A network-effect-driven product like a search engine, however, runs differently. My use of the web tool improves its capabilities for you. The product hasn’t gone anywhere; I can use it again and again, and it will most likely improve with every use. This will probably still be true in 10 years’ time. And the product in 10 years’ time will probably be better too. 


What does this mean for future companies?


What we must ask is: is this network effect potentially problematic? While it enables these services to run very cheaply, if not free at the point of use, it also creates barriers for smaller competitors who want to grow. Making an e-commerce site that can rival Amazon is tricky: the network effect means it benefits from the large number of retailers listed on the site, shoppers regularly visiting it and historical data to optimise the logistics and website functionality.
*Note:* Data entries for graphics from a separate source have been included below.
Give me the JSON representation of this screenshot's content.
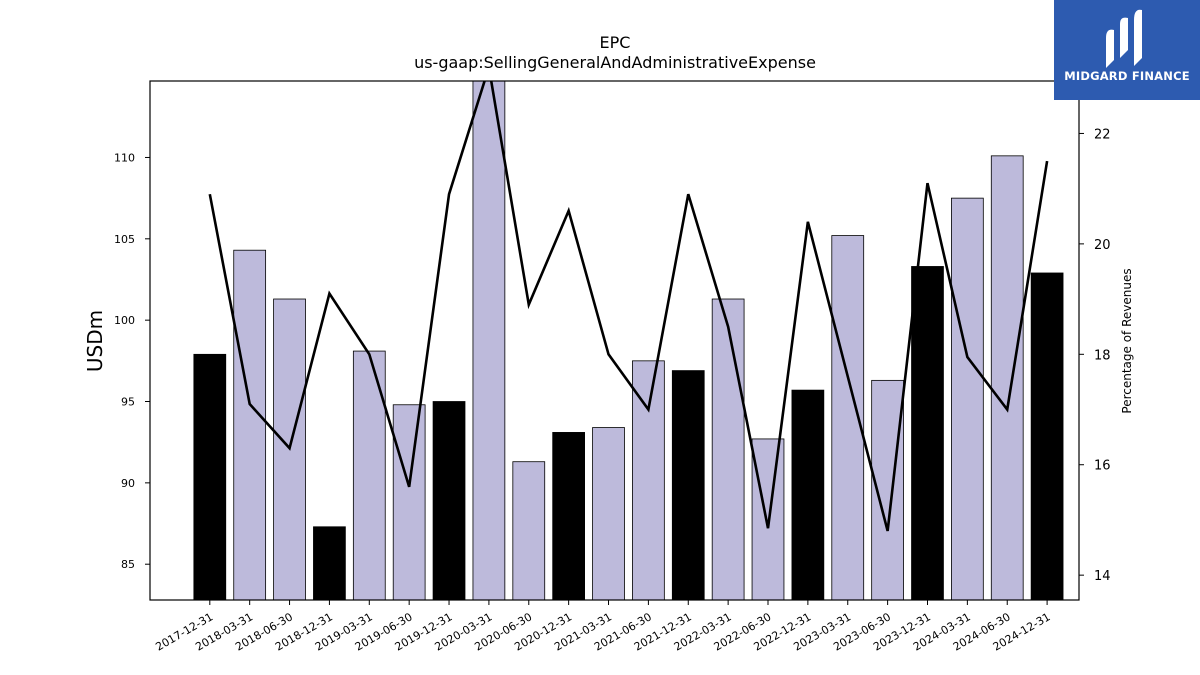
{
  "chart_data": {
    "type": "bar",
    "title": "EPC",
    "subtitle": "us-gaap:SellingGeneralAndAdministrativeExpense",
    "ylabel": "USDm",
    "y2label": "Percentage of Revenues",
    "ylim": [
      82.8,
      114.7
    ],
    "y2lim": [
      13.55,
      22.95
    ],
    "yticks": [
      85,
      90,
      95,
      100,
      105,
      110
    ],
    "y2ticks": [
      14,
      16,
      18,
      20,
      22
    ],
    "categories": [
      "2017-12-31",
      "2018-03-31",
      "2018-06-30",
      "2018-12-31",
      "2019-03-31",
      "2019-06-30",
      "2019-12-31",
      "2020-03-31",
      "2020-06-30",
      "2020-12-31",
      "2021-03-31",
      "2021-06-30",
      "2021-12-31",
      "2022-03-31",
      "2022-06-30",
      "2022-12-31",
      "2023-03-31",
      "2023-06-30",
      "2023-12-31",
      "2024-03-31",
      "2024-06-30",
      "2024-12-31"
    ],
    "bar_fills": [
      "#000000",
      "#bdbadb",
      "#bdbadb",
      "#000000",
      "#bdbadb",
      "#bdbadb",
      "#000000",
      "#bdbadb",
      "#bdbadb",
      "#000000",
      "#bdbadb",
      "#bdbadb",
      "#000000",
      "#bdbadb",
      "#bdbadb",
      "#000000",
      "#bdbadb",
      "#bdbadb",
      "#000000",
      "#bdbadb",
      "#bdbadb",
      "#000000"
    ],
    "series": [
      {
        "type": "bar",
        "axis": "left",
        "values": [
          97.9,
          104.3,
          101.3,
          87.3,
          98.1,
          94.8,
          95.0,
          114.7,
          91.3,
          93.1,
          93.4,
          97.5,
          96.9,
          101.3,
          92.7,
          95.7,
          105.2,
          96.3,
          103.3,
          107.5,
          110.1,
          102.9
        ]
      },
      {
        "type": "line",
        "axis": "right",
        "color": "#000000",
        "values": [
          20.9,
          17.1,
          16.3,
          19.1,
          18.0,
          15.6,
          20.9,
          23.2,
          18.9,
          20.6,
          18.0,
          17.0,
          20.9,
          18.5,
          14.85,
          20.4,
          17.6,
          14.8,
          21.1,
          17.95,
          17.0,
          21.5
        ]
      }
    ],
    "grid": false,
    "legend": "none"
  },
  "logo": {
    "text": "MIDGARD FINANCE",
    "color": "#2d5bb0"
  }
}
A new entrant would need to convince a large swathe of sellers and buyers to start selling and buying on their online platform instead: a hard ask when the retailers want to sell where there are many shoppers, and shoppers want to shop where there are many retailers. 


Disrupting the disrupters is not trivial. Start-ups will need to rethink how we use data and build tools that are less data dependent. It is nearly impossible to match Google for their web search data, or Facebook on their personal data. Instead, a competitor to firms which maintain strong barriers through the network effect needs to create a product or service that relies on an ingenious invention, and not an enormous library.


Amongst other reasons, the network effect has empowered huge monopolisation of the data-driven industries, as well as others. It creates large barriers to entry for potential competitors. But it also means that the services we use are cheap. If we care about maintaining competition amongst our corporations, we will need to begin designing tools that won't require the huge data sets that the large tech companies hold for themselves - because competing with the giants on their own turf is not going to suffice.